I’m not an expert on most of the evidence in this post, but I’m extremely suspicious of the claim that GPT-4 represents AI that is “~ human level at language”, unless you mean something by this that is very different from what most people would expect.
Technically, GPT-4 is superhuman at language because whatever task you are giving it is in English, and the median human’s English proficiency is roughly nil. But a more commonsense interpretation of this statement is that a prompt-engineered AI and a trained human can do the task roughly as well.
What you link to shows the results of how GPT-4 performs on a bunch of different exams. This doesn’t really show how language is used in the real world, especially since the exams very closely match past exams that were in the training data.

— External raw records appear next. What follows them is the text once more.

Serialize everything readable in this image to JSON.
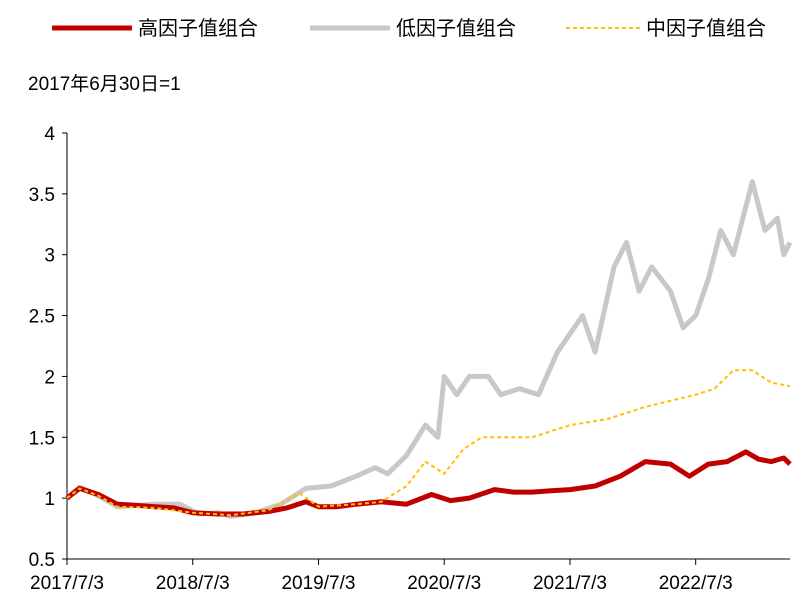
{
  "chart_data": {
    "type": "line",
    "title": "",
    "unit_note": "2017年6月30日=1",
    "xlabel": "",
    "ylabel": "",
    "ylim": [
      0.5,
      4
    ],
    "yticks": [
      "0.5",
      "1",
      "1.5",
      "2",
      "2.5",
      "3",
      "3.5",
      "4"
    ],
    "yticks_values": [
      0.5,
      1,
      1.5,
      2,
      2.5,
      3,
      3.5,
      4
    ],
    "xlim": [
      2017.5,
      2023.25
    ],
    "xticks": [
      "2017/7/3",
      "2018/7/3",
      "2019/7/3",
      "2020/7/3",
      "2021/7/3",
      "2022/7/3"
    ],
    "xticks_values": [
      2017.5,
      2018.5,
      2019.5,
      2020.5,
      2021.5,
      2022.5
    ],
    "legend_position": "top",
    "series": [
      {
        "name": "高因子值组合",
        "color": "#C00000",
        "style": "solid-thick",
        "x": [
          2017.5,
          2017.6,
          2017.75,
          2017.9,
          2018.05,
          2018.2,
          2018.35,
          2018.5,
          2018.7,
          2018.9,
          2019.1,
          2019.25,
          2019.4,
          2019.5,
          2019.65,
          2019.8,
          2020.0,
          2020.2,
          2020.4,
          2020.55,
          2020.7,
          2020.9,
          2021.05,
          2021.2,
          2021.35,
          2021.5,
          2021.7,
          2021.9,
          2022.1,
          2022.3,
          2022.45,
          2022.6,
          2022.75,
          2022.9,
          2023.0,
          2023.1,
          2023.2,
          2023.25
        ],
        "y": [
          1.0,
          1.08,
          1.03,
          0.95,
          0.94,
          0.93,
          0.92,
          0.88,
          0.87,
          0.87,
          0.89,
          0.92,
          0.97,
          0.93,
          0.93,
          0.95,
          0.97,
          0.95,
          1.03,
          0.98,
          1.0,
          1.07,
          1.05,
          1.05,
          1.06,
          1.07,
          1.1,
          1.18,
          1.3,
          1.28,
          1.18,
          1.28,
          1.3,
          1.38,
          1.32,
          1.3,
          1.33,
          1.28
        ]
      },
      {
        "name": "低因子值组合",
        "color": "#C8C8C8",
        "style": "solid-thick",
        "x": [
          2017.5,
          2017.6,
          2017.75,
          2017.9,
          2018.05,
          2018.2,
          2018.4,
          2018.55,
          2018.7,
          2018.8,
          2019.0,
          2019.2,
          2019.4,
          2019.6,
          2019.8,
          2019.95,
          2020.05,
          2020.2,
          2020.35,
          2020.45,
          2020.5,
          2020.6,
          2020.7,
          2020.85,
          2020.95,
          2021.1,
          2021.25,
          2021.4,
          2021.6,
          2021.7,
          2021.85,
          2021.95,
          2022.05,
          2022.15,
          2022.3,
          2022.4,
          2022.5,
          2022.6,
          2022.7,
          2022.8,
          2022.95,
          2023.05,
          2023.15,
          2023.2,
          2023.25
        ],
        "y": [
          1.0,
          1.09,
          1.02,
          0.93,
          0.94,
          0.95,
          0.95,
          0.87,
          0.88,
          0.85,
          0.88,
          0.95,
          1.08,
          1.1,
          1.18,
          1.25,
          1.2,
          1.35,
          1.6,
          1.5,
          2.0,
          1.85,
          2.0,
          2.0,
          1.85,
          1.9,
          1.85,
          2.2,
          2.5,
          2.2,
          2.9,
          3.1,
          2.7,
          2.9,
          2.7,
          2.4,
          2.5,
          2.8,
          3.2,
          3.0,
          3.6,
          3.2,
          3.3,
          3.0,
          3.1
        ]
      },
      {
        "name": "中因子值组合",
        "color": "#FFC000",
        "style": "dashed",
        "x": [
          2017.5,
          2017.6,
          2017.75,
          2017.9,
          2018.2,
          2018.5,
          2018.8,
          2019.1,
          2019.35,
          2019.5,
          2019.8,
          2020.0,
          2020.2,
          2020.35,
          2020.5,
          2020.65,
          2020.8,
          2021.0,
          2021.2,
          2021.5,
          2021.8,
          2022.1,
          2022.3,
          2022.5,
          2022.65,
          2022.8,
          2022.95,
          2023.1,
          2023.25
        ],
        "y": [
          1.0,
          1.08,
          1.02,
          0.93,
          0.92,
          0.88,
          0.86,
          0.9,
          1.04,
          0.93,
          0.95,
          0.97,
          1.1,
          1.3,
          1.2,
          1.4,
          1.5,
          1.5,
          1.5,
          1.6,
          1.65,
          1.75,
          1.8,
          1.85,
          1.9,
          2.05,
          2.05,
          1.95,
          1.92
        ]
      }
    ]
  }
}
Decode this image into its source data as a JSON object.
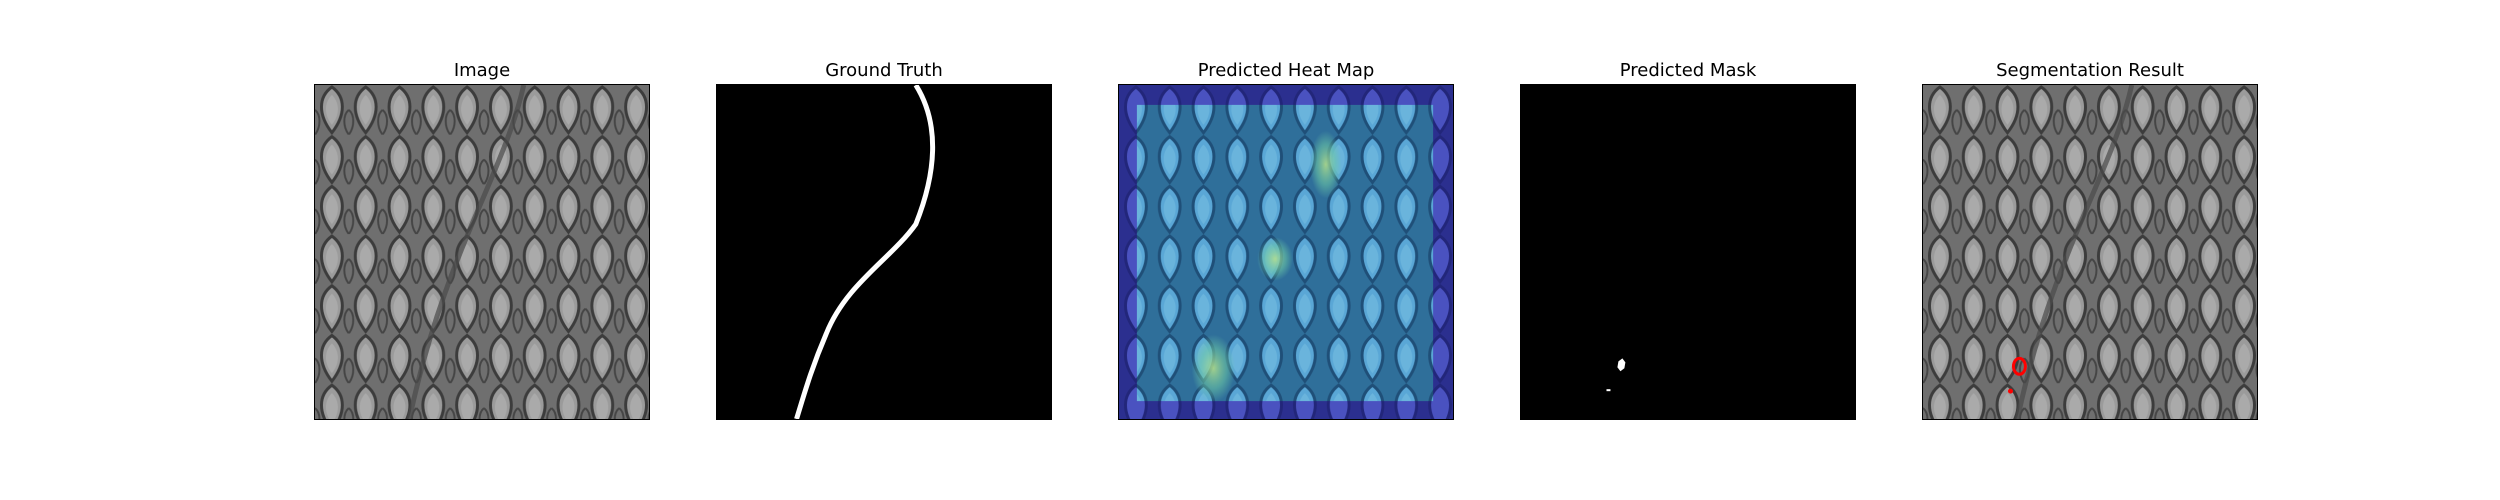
{
  "figure": {
    "panels": [
      {
        "title": "Image"
      },
      {
        "title": "Ground Truth"
      },
      {
        "title": "Predicted Heat Map"
      },
      {
        "title": "Predicted Mask"
      },
      {
        "title": "Segmentation Result"
      }
    ]
  },
  "colors": {
    "background": "#ffffff",
    "mask_background": "#000000",
    "mask_foreground": "#ffffff",
    "heat_low": "#3b3fa6",
    "heat_mid": "#4f9fd0",
    "heat_high": "#8fd0a0",
    "overlay_contour": "#ff0000",
    "fabric_base": "#7a7a7a"
  }
}
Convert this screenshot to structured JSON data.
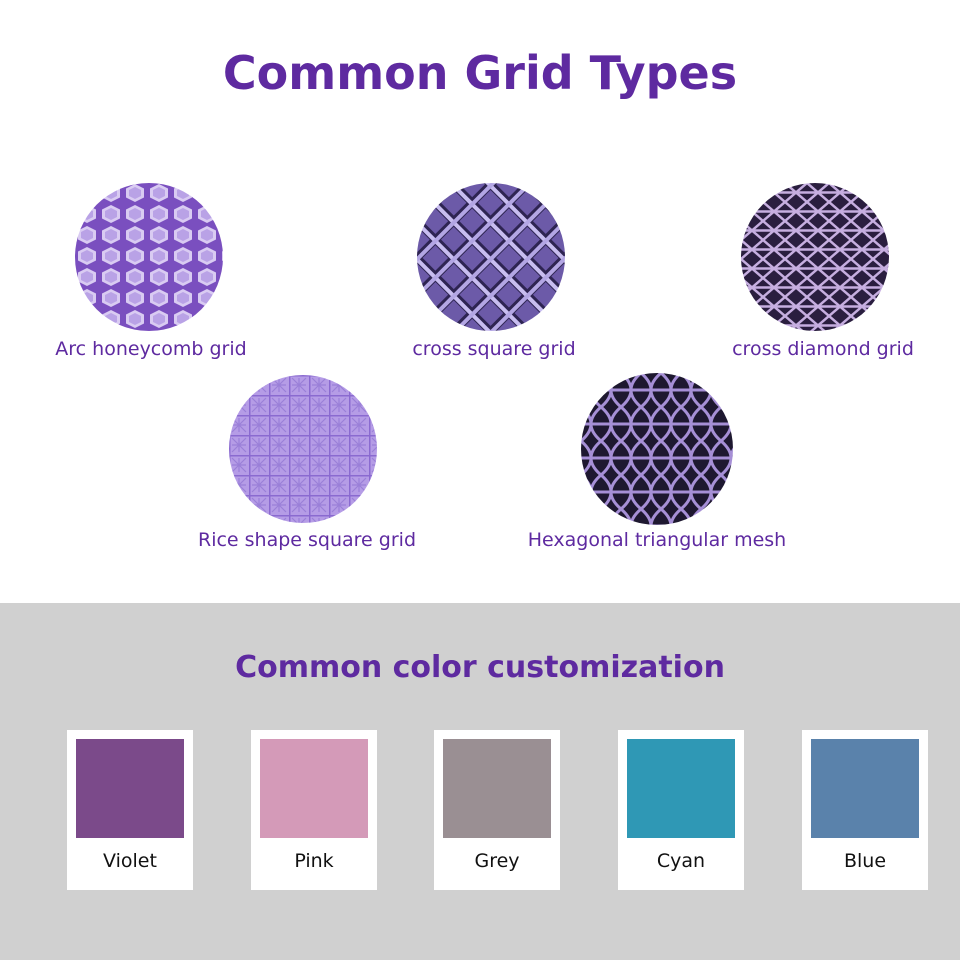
{
  "title": "Common Grid Types",
  "grids": [
    {
      "label": "Arc honeycomb grid",
      "icon": "honeycomb-pattern"
    },
    {
      "label": "cross square grid",
      "icon": "cross-square-pattern"
    },
    {
      "label": "cross diamond grid",
      "icon": "cross-diamond-pattern"
    },
    {
      "label": "Rice shape square grid",
      "icon": "rice-square-pattern"
    },
    {
      "label": "Hexagonal triangular mesh",
      "icon": "hex-triangle-pattern"
    }
  ],
  "colors_title": "Common color customization",
  "colors": [
    {
      "name": "Violet",
      "hex": "#7b4a8a"
    },
    {
      "name": "Pink",
      "hex": "#d49ab8"
    },
    {
      "name": "Grey",
      "hex": "#9a8f93"
    },
    {
      "name": "Cyan",
      "hex": "#2f98b5"
    },
    {
      "name": "Blue",
      "hex": "#5a82ab"
    }
  ],
  "accent": "#5e2aa0"
}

It’s good at some of them, but also extremely bad at others (AP English Literature and Codeforces in particular), which is an issue if you’re making a claim that it’s roughly human level.
Furthermore, language isn’t just putting words together in the right order and with the right inflection. It also includes semantic information (what the actual meaning of the sentences is) and pragmatic information (is the language conveying what it is trying to convey, not just the literal meaning). I’m not sure whether pragmatics in particular would be relevant for AI risk, but the fact that anecdotally even GPT-4 is pretty bad at pragmatics prevents a literal interpretation of your statement.
In my opinion, the best evidence for GPT-4 not being human level at language is that, in the real world, GPT-4 is much cheaper than a human but consistently unable to outcompete humans. News organizations have a strong incentive to overhype GPT-caused automation, but the examples that they’ve found are mostly of people saying that either GPT-4 or GPT-3 (it’s not always clear which) did their job much worse than them, but good enough for clients. Take https://www.washingtonpost.com/technology/2023/06/02/ai-taking-jobs/ as a typical story.
Exams aren’t exactly the real world, but the popular example of GPT-4 doing well on exams is https://www.slowboring.com/p/chatgpt-goes-to-harvard. This both ignores citations (which is a very important part of college writing, and one that GPT-3 couldn’t do whatsoever and which GPT-4 still is significantly below what I would expect from a human) and relies on the false belief that Harvard is a hard school to do well at (grade inflation!)
I still agree with two big takeaways of your post, that an AI pause would be good and that we don’t necessarily need AGI for a good future, but that’s more because it’s robust to a lot of different beliefs about AI than because I agree with the evidence provided. Again, a lot of the evidence is stuff that I don’t feel particularly knowledgeable about, I picked this claim because I’ve had to think about it before and because it just feels false from my experience using GPT-4.
GPT-4 is also proficient at many other languages, so I don’t think English is the appropriate benchmark! Is GPT-4 as good as the median human at language in general? I think yes. In fact it’s probably quite a lot better.
Can you link to examples? Most examples I’ve seen on X are people criticising chatGPT-3.5 (or other models) and then someone coming along showing chatGPT-4 getting it right!
It’s nearly always GPT-3 (or 3.5). We only need to be concerned about the best AI models, not the lower tiers! I’ve heard anecdotes, in real life, of people who are using GPT-4 to do parts of their jobs—e.g. writing long emails that their boss was impressed with (they didn’t tell them it was chatGPT!)
Harvard is one of the best schools in the world. The average human is quite far from being smart enough to get in to it. I don’t think saying this is helping the credibility of your argument! Seems a lot like goalpost moving.
Thanks, good to know :)
GPT4 is clearly above the median human when it comes to a range of exams. Do we have examples of GPT4′s comparison to the median human in non-exam like conditions?